Tight stops run into the natural problem that you kill a lot of trades that might have rebounded in your favor. Let’s pretend this distribution represents all potential trading outcomes for a given strategy:
Ideally, with a stop loss, we want the left side of the distribution of trading outcomes to be prevented, while preserving the winners. The tighter your stop and profit limit orders are, though, you end up cutting off trades that might not have hit the deeper part of the left-side of the distribution that compose, in part, winning trades on the right side, and skew your distribution negative. (That’s where the age-old adage of “let your winners run” comes from.)

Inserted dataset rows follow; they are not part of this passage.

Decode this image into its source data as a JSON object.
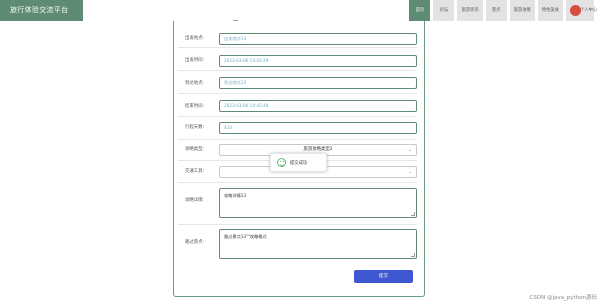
{
  "app": {
    "title": "旅行体验交流平台"
  },
  "nav": {
    "items": [
      "首页",
      "论坛",
      "旅游资讯",
      "景点",
      "旅游攻略",
      "特色美食"
    ],
    "active_index": 0,
    "user": "个人中心"
  },
  "form": {
    "fields": [
      {
        "label": "出发地点:",
        "value": "出发地点13"
      },
      {
        "label": "出发时间:",
        "value": "2023-03-06 14:42:49"
      },
      {
        "label": "到达地点:",
        "value": "到达地点13"
      },
      {
        "label": "结束时间:",
        "value": "2023-03-06 14:42:49"
      },
      {
        "label": "行程天数:",
        "value": "420"
      }
    ],
    "selects": [
      {
        "label": "攻略类型:",
        "value": "旅游攻略类型2"
      },
      {
        "label": "交通工具:",
        "value": ""
      }
    ],
    "textareas": [
      {
        "label": "攻略详情:",
        "value": "攻略详情13"
      },
      {
        "label": "路过景点:",
        "value": "路过景点13\"\"攻略格式"
      }
    ],
    "submit_label": "提交"
  },
  "toast": {
    "message": "提交成功"
  },
  "watermark": "CSDN @java_python源码",
  "colors": {
    "brand": "#5e8b73",
    "primary_button": "#3f57d1",
    "success": "#5fb878"
  }
}
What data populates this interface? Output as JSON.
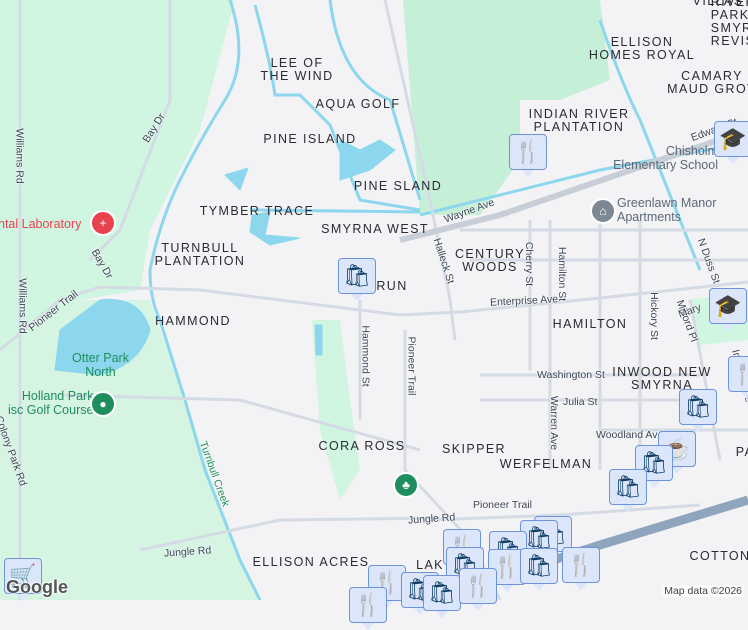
{
  "neighborhoods": [
    "LEE OF",
    "THE WIND",
    "AQUA GOLF",
    "PINE ISLAND",
    "PINE SLAND",
    "TYMBER TRACE",
    "SMYRNA WEST",
    "TURNBULL",
    "PLANTATION",
    "RUN",
    "HAMMOND",
    "INDIAN RIVER",
    "PLANTATION",
    "ELLISON",
    "HOMES ROYAL",
    "CAMARY",
    "MAUD GROV",
    "VILLAS",
    "RIVER",
    "PARK I",
    "SMYR",
    "REVIS",
    "CENTURY",
    "WOODS",
    "HAMILTON",
    "INWOOD NEW",
    "SMYRNA",
    "CORA ROSS",
    "SKIPPER",
    "WERFELMAN",
    "ELLISON ACRES",
    "LAK",
    "COTTON",
    "PA"
  ],
  "roads": [
    "Williams Rd",
    "Williams Rd",
    "Bay Dr",
    "Bay Dr",
    "Pioneer Trail",
    "Wayne Ave",
    "Halleck St",
    "Cherry St",
    "Hamilton St",
    "Enterprise Ave",
    "Hammond St",
    "Pioneer Trail",
    "Washington St",
    "Julia St",
    "Warren Ave",
    "Woodland Ave",
    "Hickory St",
    "Milford Pl",
    "N Duss St",
    "Mary",
    "Edward St",
    "Jungle Rd",
    "Jungle Rd",
    "Pioneer Trail",
    "Colony Park Rd",
    "Turnbull Creek",
    "Inwood Ave",
    "Cherry St"
  ],
  "places": {
    "dental": "ntal Laboratory",
    "otter": "Otter Park\nNorth",
    "otter1": "Otter Park",
    "otter2": "North",
    "holland1": "Holland Park",
    "holland2": "isc Golf Course",
    "greenlawn1": "Greenlawn Manor",
    "greenlawn2": "Apartments",
    "chisholm1": "Chisholm",
    "chisholm2": "Elementary School"
  },
  "pins": {
    "shopping": "shopping-bag",
    "restaurant": "restaurant",
    "school": "school",
    "cafe": "cafe",
    "grocery": "grocery"
  },
  "colors": {
    "park": "#cdf5de",
    "water": "#8dd7ee",
    "road": "#d5dbe4",
    "highway": "#8fa5bd",
    "poi_red": "#e8424f",
    "poi_green": "#1e8e5e",
    "pin_bg": "#dbe6fb",
    "pin_icon": "#0d3d66"
  },
  "attribution": "Map data ©2026",
  "logo": "Google"
}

Other than sensibly planning around the equivalent of a final exam, there are better ways to reduce risk rather than just setting hard limits of where things can and can’t go while you’re otherwise occupied. As we all know, if we had an idea of precisely when real flow that drives moves comes, we’d never lose on a trade. Continuing from the idea of a trailing stop, we can effectively reduce the leverage and delta risk through nonlinear, correlated, and offsetting exposure. The beautiful part of modern financial markets is that there’s a product for literally everything, as I remarked here:
It’s useful to look at financial markets similarly to Newton’s Third Law — for every move in a financial product, there is some partially equivalent product that will adapt to that movement. Earlier this week, we were talking about how NQ is made up of primarily the biggest tech stocks. Well, those stocks make up a lot of ES, and drive its movement concurrently! By pairing these products against one another delta-one, you can “de-lever” without reducing the efficiency of your original entry. (A general rule of thumb I follow is that things converge on selloffs.) We can go a bit deeper — as I alluded to in the tweet, an ETF option is essentially a basket option. And given that there’s currently over 3000 ETFs, I can guarantee that there is a stock basket out there which becomes effective to hedge with. You won’t get a ton of size off on an esoteric gamer-themed ETF, but my favorite hedge when I am long “stable” big tech stocks (AAPL, MSFT) is to buy puts on high-beta driven ETFs like ARKK (which historically are driven by TSLA). In effect, I’m cheaply purchasing “high beta” insurance if I do this right. And if you’re not trading in institutional sizes, you can also spread out your exposure farther out. As we all know, a put that’s a month out is not going to be as delta sensitive as a put that’s a day out. If you’re just stepping away from the desk for a few hours out of the blue, you’re really not going to pay anything more than entry/exit liquidity costs for a longer-dated put if the market stays stagnant. (Hence why I emphasize trying to find the good fill in a spread.)
Some of this is an extension of basic pairs trading, which is where I got the idea from. If “opposing” stocks (Pepsi and Coke is the classic example) have a push-pull effect derived from their movement, why wouldn’t stock baskets work the same way? A resource I love using to find “pairable” stocks is etfchannel.com, which allows you to search the composition of an ETF, or which ETFs hold a specific stock. For example, if I’m long MCD, I can drop the ticker in and find out that XLY, a $17 bb AUM ETF, holds 22% AMZN, 16% TSLA, and 5% MCD. If you can find an efficient fill, you’re getting a ludicrously efficient blended quasi-NQ option, aren’t you? It wouldn’t be that hard to do a bit of napkin math and figure out a way to use these puts, right? Food for thought, and more to come.